Faculty member is senior author of University of Oxford study behind new statin risk calculator
Dr Constantinos Koshiaris, Assistant Professor of Medical Statistics, is the senior author of a University of Oxford study, published last week in The Lancet Digital Health, that developed a new tool to predict an individual’s risk of developing serious muscle disorders associated with statin treatment.
Statins are widely prescribed to reduce the risk of heart attacks and strokes, but concerns about potential side effects, particularly muscle-related problems, can deter some people from starting or continuing treatment, even when they are likely to benefit. The new model helps put those concerns in context by supporting more informed discussions between patients and healthcare professionals.
The researchers found that more than 60% of people eligible for statin treatment were not taking statins, despite many being at high risk of heart attack or stroke. The study also showed that the majority of individuals identified as eligible for statin treatment were predicted to be at low risk of serious muscle disorders over the following decade.
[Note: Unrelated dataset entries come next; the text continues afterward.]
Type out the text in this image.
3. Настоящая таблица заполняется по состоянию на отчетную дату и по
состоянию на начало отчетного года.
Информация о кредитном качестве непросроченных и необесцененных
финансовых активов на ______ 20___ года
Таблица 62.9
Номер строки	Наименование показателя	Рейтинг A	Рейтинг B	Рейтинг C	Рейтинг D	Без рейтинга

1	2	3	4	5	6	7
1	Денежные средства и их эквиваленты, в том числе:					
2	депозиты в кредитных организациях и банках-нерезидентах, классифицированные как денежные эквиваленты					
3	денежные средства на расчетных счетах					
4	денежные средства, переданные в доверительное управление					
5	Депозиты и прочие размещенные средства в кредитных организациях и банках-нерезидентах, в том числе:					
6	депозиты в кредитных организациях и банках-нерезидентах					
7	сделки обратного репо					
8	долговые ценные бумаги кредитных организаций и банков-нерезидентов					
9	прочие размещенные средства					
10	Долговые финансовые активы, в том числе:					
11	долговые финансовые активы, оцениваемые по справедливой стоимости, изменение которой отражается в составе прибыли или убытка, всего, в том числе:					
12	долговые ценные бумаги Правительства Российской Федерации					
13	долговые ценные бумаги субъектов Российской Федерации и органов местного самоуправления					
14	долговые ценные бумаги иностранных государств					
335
The clinical prediction model was developed and validated using anonymised health records from more than 5.6 million people registered with GP practices across England. The resulting risk calculator is available via the University of Oxford Innovation software store.
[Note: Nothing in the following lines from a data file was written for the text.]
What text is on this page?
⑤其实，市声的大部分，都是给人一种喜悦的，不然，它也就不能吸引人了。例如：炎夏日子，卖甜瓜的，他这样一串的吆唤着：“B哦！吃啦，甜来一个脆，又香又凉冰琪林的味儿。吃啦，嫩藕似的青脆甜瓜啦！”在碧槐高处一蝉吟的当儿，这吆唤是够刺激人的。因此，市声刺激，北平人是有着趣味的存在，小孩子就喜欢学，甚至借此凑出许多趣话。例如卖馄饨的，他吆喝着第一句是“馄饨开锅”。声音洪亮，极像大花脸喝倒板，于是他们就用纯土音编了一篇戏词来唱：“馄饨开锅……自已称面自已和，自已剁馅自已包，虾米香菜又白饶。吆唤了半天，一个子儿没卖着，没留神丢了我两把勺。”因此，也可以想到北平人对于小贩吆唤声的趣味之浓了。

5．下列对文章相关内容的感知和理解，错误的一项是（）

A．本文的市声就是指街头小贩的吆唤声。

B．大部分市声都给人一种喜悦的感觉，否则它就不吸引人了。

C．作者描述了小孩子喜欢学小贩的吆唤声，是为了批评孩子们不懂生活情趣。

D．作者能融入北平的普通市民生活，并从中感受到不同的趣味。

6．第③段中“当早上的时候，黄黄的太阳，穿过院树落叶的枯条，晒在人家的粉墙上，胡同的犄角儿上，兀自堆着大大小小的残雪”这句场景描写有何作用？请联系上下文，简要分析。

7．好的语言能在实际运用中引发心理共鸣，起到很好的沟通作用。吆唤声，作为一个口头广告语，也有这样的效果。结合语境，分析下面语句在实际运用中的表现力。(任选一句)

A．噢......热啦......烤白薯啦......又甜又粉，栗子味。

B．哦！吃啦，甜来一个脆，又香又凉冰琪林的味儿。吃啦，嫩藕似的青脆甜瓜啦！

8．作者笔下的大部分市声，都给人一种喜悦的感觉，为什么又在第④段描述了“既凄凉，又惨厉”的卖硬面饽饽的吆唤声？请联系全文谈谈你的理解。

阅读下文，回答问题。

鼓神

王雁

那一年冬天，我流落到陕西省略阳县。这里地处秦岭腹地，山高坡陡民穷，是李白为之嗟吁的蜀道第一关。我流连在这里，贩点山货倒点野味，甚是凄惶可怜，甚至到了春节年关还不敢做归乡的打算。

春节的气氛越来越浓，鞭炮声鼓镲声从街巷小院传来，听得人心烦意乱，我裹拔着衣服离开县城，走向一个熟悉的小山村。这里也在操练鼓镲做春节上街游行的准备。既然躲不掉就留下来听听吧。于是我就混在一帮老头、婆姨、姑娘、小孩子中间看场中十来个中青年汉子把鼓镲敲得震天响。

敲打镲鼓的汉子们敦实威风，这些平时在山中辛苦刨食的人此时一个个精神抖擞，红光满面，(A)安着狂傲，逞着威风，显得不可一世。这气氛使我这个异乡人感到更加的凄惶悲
The researchers believe the tool could improve shared decision-making by providing personalised estimates of the risk of serious muscle disorders. This will enable clinicians and patients to weigh the potential benefits against the potential risks of treatment more effectively, rather than relying on population averages or general concerns about side effects.
Commenting on the study, Dr Constantinos Koshiaris and Dr Ting Cai said: ‘Although concerns about muscle side effects can discourage people from taking statins, our findings show that the risk of serious muscle disorders is very low for most people who are eligible for treatment. By providing personalised estimates of risk, this model supports more informed discussions between patients and clinicians, helping them weigh both the potential benefits and harms of treatment’.